Então, para melhorar as chances com as garotas, trocou os óculos por lentes de contato gelatinosas. A substituição lhe custou a cifra equivalente a um salário do seu trabalho como auxiliar de escritório. Mas a novidade durou pouco, no máximo três semanas. Estava no período em que as lentes eram usadas duas, três horas por dia, como forma de adaptação.

Nesses dias, a lente do olho direito se desprendeu por conta de uma irritação na retina. Soltou-se no ar. Ele não conseguiu segurá-la devido ao tamanho minúsculo e ela caiu em meio à água corrente da guia da calçada por onde passava naquele instante. Frustrado, foi obrigado a render-se de vez ao uso dos óculos.

Outra vez, experimentou não usar os óculos na balada. Sua teoria de que os óculos eram os maiores inimigos na hora de tentar atrair a atenção de uma garota era agora uma fixação. Mas, sem os óculos e na pouca iluminação de balcões, corredores, escadas e pistas de dança das casas noturnas, tinha dificuldade para decifrar os olhares das mulheres. E a linguagem do olhar é absolutamente tudo na arte da sedução. Desde então, os óculos voltaram a acompanhá-lo também nas baladas.

Nessa época, os Paralamas lançaram o sucesso “Óculos”. A identificação foi instantânea. Sentiu que não estava sozinho. A canção fazia crer que havia uma confraria de caras de óculos marcados pelo mesmo turbilhão de tensões. Na letra da canção, o cara perguntava à garota por que ela não olhava para ele, por que ela dizia sempre que “não”, e ele respondia que não nasceu de óculos, que não era assim. O mais incrível era que o público feminino gostava da canção, apesar do tom de lamentações da letra. Talvez porque a melodia fosse contagiante.

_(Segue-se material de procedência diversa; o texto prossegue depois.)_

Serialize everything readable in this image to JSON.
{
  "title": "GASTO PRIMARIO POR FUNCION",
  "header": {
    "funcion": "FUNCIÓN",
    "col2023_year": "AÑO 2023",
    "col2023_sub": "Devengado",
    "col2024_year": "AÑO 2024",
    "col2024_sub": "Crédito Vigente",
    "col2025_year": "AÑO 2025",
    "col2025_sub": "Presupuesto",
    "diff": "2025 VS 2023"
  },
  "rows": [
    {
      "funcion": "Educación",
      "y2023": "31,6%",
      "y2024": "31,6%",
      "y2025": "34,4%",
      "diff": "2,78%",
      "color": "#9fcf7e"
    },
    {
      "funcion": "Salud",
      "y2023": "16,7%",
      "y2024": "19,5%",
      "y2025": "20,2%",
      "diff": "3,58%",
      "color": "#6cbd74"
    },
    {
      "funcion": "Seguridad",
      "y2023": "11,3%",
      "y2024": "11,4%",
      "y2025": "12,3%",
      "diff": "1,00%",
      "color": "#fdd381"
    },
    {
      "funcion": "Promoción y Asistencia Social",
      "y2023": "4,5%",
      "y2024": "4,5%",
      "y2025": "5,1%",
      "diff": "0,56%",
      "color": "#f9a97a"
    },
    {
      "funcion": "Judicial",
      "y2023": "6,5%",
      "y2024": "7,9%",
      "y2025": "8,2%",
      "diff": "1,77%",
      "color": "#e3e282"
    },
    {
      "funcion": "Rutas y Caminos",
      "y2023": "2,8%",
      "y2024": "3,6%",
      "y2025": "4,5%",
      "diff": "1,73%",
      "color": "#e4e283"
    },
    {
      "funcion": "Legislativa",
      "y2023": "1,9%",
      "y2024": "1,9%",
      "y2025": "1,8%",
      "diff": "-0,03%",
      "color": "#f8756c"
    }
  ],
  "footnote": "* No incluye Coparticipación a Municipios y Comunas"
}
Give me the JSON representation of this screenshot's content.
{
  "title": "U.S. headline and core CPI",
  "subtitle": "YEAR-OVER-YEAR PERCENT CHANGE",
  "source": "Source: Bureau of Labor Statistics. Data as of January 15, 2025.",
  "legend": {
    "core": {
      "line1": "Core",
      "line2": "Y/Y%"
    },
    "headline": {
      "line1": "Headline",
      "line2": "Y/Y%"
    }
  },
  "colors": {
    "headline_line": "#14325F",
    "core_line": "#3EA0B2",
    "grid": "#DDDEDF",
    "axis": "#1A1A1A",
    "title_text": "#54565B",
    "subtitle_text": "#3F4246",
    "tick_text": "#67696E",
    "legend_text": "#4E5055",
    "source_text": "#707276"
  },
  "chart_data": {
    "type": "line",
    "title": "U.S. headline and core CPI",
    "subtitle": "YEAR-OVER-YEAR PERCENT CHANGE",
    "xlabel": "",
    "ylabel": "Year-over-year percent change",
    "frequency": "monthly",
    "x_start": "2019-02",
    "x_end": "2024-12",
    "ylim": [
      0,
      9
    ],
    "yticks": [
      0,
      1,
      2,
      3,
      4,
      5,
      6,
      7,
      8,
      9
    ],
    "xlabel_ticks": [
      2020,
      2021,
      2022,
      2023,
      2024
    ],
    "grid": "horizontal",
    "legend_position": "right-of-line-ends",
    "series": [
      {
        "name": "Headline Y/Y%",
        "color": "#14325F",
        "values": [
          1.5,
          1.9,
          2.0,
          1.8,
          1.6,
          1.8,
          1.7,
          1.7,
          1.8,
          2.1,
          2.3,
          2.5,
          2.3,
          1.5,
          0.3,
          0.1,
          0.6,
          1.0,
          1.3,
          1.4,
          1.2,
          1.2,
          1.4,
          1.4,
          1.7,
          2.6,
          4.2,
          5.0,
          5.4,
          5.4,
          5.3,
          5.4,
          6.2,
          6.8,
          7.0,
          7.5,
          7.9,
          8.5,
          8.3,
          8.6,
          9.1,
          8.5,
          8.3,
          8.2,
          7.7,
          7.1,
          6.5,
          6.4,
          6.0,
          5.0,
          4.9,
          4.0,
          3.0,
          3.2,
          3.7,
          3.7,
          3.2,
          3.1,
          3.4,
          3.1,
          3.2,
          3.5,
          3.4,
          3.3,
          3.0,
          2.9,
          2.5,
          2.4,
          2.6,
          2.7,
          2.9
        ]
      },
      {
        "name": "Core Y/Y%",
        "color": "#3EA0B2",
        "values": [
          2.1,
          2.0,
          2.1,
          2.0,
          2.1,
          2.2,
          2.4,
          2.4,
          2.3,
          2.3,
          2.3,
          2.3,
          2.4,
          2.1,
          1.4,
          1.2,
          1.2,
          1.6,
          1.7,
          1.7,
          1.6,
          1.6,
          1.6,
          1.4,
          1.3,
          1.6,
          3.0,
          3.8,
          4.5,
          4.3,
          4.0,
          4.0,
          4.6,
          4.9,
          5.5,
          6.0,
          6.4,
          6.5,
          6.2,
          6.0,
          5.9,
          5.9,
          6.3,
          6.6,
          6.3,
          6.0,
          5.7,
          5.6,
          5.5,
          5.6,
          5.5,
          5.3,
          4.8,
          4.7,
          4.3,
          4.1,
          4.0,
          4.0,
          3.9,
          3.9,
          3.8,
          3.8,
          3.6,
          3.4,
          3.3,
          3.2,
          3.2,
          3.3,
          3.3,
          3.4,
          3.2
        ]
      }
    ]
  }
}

Tempos depois, quando trabalhava numa fábrica, ganhou o apelido de “Zé do Ocro”. Também achava que os óculos eram positivos somente como instrumentos de auxílio à leitura, atividade que desde a infância era sua verdadeira paixão. Mas, coerente com as suas ideias, rejeitava o uso dos livros como arma de sedução ou compensação para o poder depreciativo dos óculos. Mulheres não gostam de literatura, filosofia, essas coisas, pensava. Nem de poesia, nem de flores, alertava uma voz interior.

Passaram-se os anos. A hipermetropia e o astigmatismo se mantiveram e por isso os óculos nunca saíram da sua cara. Apesar dos temores e inseguranças, descobriu que algumas mulheres (iluminadas, generosas) não faziam restrição aos homens que usam óculos. Sem dúvida. Os óculos não impediram que curtisse alguns amores, com tudo o que continham de alegrias e de amarguras. Casou, teve filhos, descasou. Perdeu-se em utopias e entrou em rotas de colisão que resultaram em novas desilusões.

Hoje, as tensões de outros tempos estão superadas. Os óculos fazem parte da sua identidade. Principalmente agora, que o glaucoma prejudicou a visão do olho direito. Se antes os óculos eram necessários, agora são imprescindíveis.